Notable Holdings & Rationale
- Parada asserted that under Pereira v. Sessions, their NTAs did not activate the stop-time rule and they had since accrued the necessary 10 years of physical presence to apply for cancellation of removal.
- The Fifth Circuit reviewed the BIA's denial under the "highly deferential abuse-of-discretion standard" and determined that the standard was met here because the BIA's decision was based on a legally erroneous interpretation of the statutes governing NTAs and the stop-time rule. The Supreme Court has since reinforced the holding of Pereira in Niz-Chavez.

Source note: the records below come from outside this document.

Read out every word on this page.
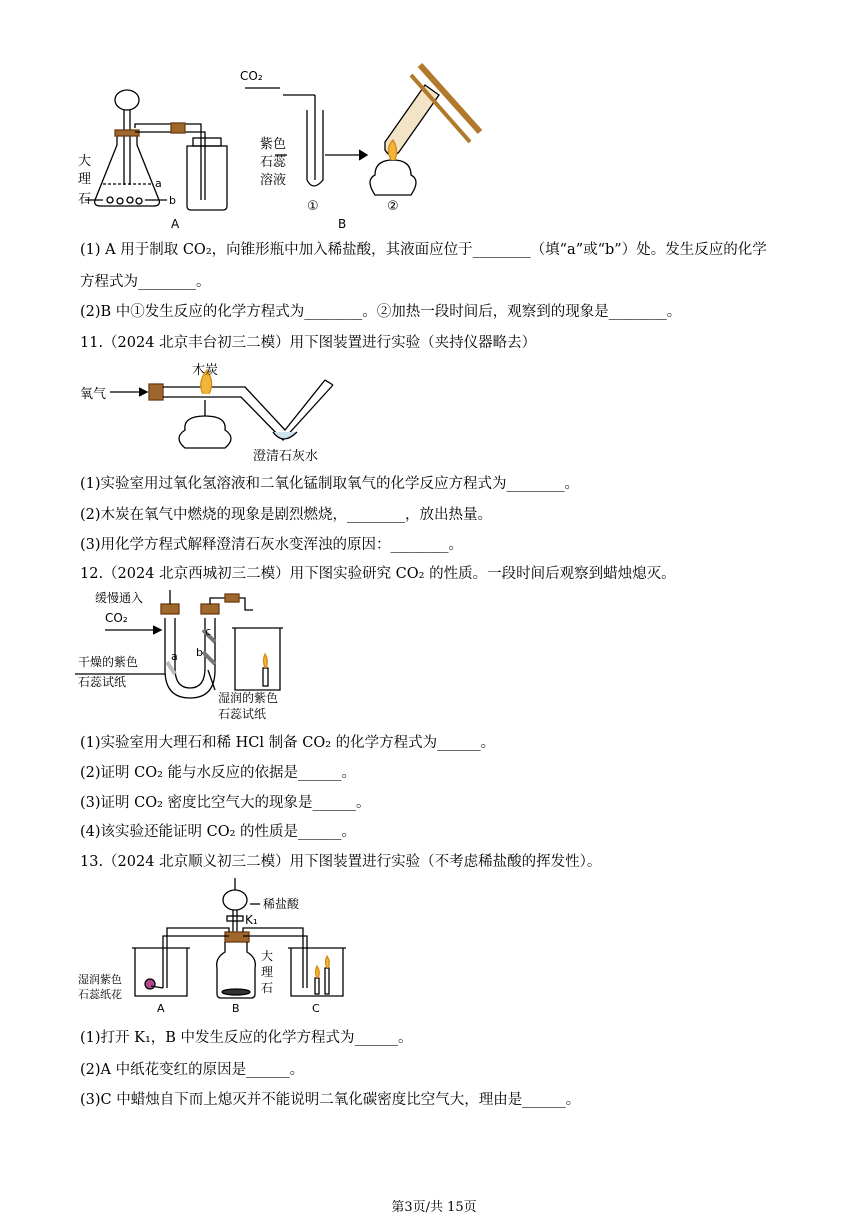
CO₂
紫色
石蕊
溶液
大
理
石
a
b
A	B
①	②
(1) A 用于制取 CO₂，向锥形瓶中加入稀盐酸，其液面应位于________（填“a”或“b”）处。发生反应的化学
方程式为________。
(2)B 中①发生反应的化学方程式为________。②加热一段时间后，观察到的现象是________。
11.（2024 北京丰台初三二模）用下图装置进行实验（夹持仪器略去）
氧气
木炭
澄清石灰水
(1)实验室用过氧化氢溶液和二氧化锰制取氧气的化学反应方程式为________。
(2)木炭在氧气中燃烧的现象是剧烈燃烧，________，放出热量。
(3)用化学方程式解释澄清石灰水变浑浊的原因：________。
12.（2024 北京西城初三二模）用下图实验研究 CO₂ 的性质。一段时间后观察到蜡烛熄灭。
缓慢通入
CO₂
干燥的紫色
石蕊试纸
湿润的紫色
石蕊试纸
a b
c
(1)实验室用大理石和稀 HCl 制备 CO₂ 的化学方程式为______。
(2)证明 CO₂ 能与水反应的依据是______。
(3)证明 CO₂ 密度比空气大的现象是______。
(4)该实验还能证明 CO₂ 的性质是______。
13.（2024 北京顺义初三二模）用下图装置进行实验（不考虑稀盐酸的挥发性）。
稀盐酸
K₁
大
理
石
湿润紫色
石蕊纸花
A	B	C
(1)打开 K₁，B 中发生反应的化学方程式为______。
(2)A 中纸花变红的原因是______。
(3)C 中蜡烛自下而上熄灭并不能说明二氧化碳密度比空气大，理由是______。
第3页/共 15页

- The Fifth Circuit granted the petition for review and remanded the case to the BIA for further proceedings consistent with this opinion.
Supreme Court
U.S., et al. v. Texas, et al., Case No. 22-40367
Facts & Background
- The states of Texas and Louisiana brought suit against the Department of Homeland Security (DHS), et. al., in the United States District Court for the Southern District of Texas related to the DHS memorandum dated September 30, 2021 ("Mayorkas Memo" or "Final Memo") directing immigration enforcement to assess "the individual and the totality of facts and circumstances."
- The district court determined that the rule conflicts with federal statutes, is arbitrary and capricious, and that its promulgation was procedurally invalid. DHS then requested that the Fifth Circuit stay the district court's vacatur of the rule. The Fifth Circuit stated in its opinion that it is "inclined to agree" with the district court.
Notable Holdings & Rationale
- On September 12, 2022, the petitioners filed their brief.
- Briefs were submitted by nine amici curiae.
- Oral argument will be heard during the upcoming Supreme Court term, though a date has not yet been set.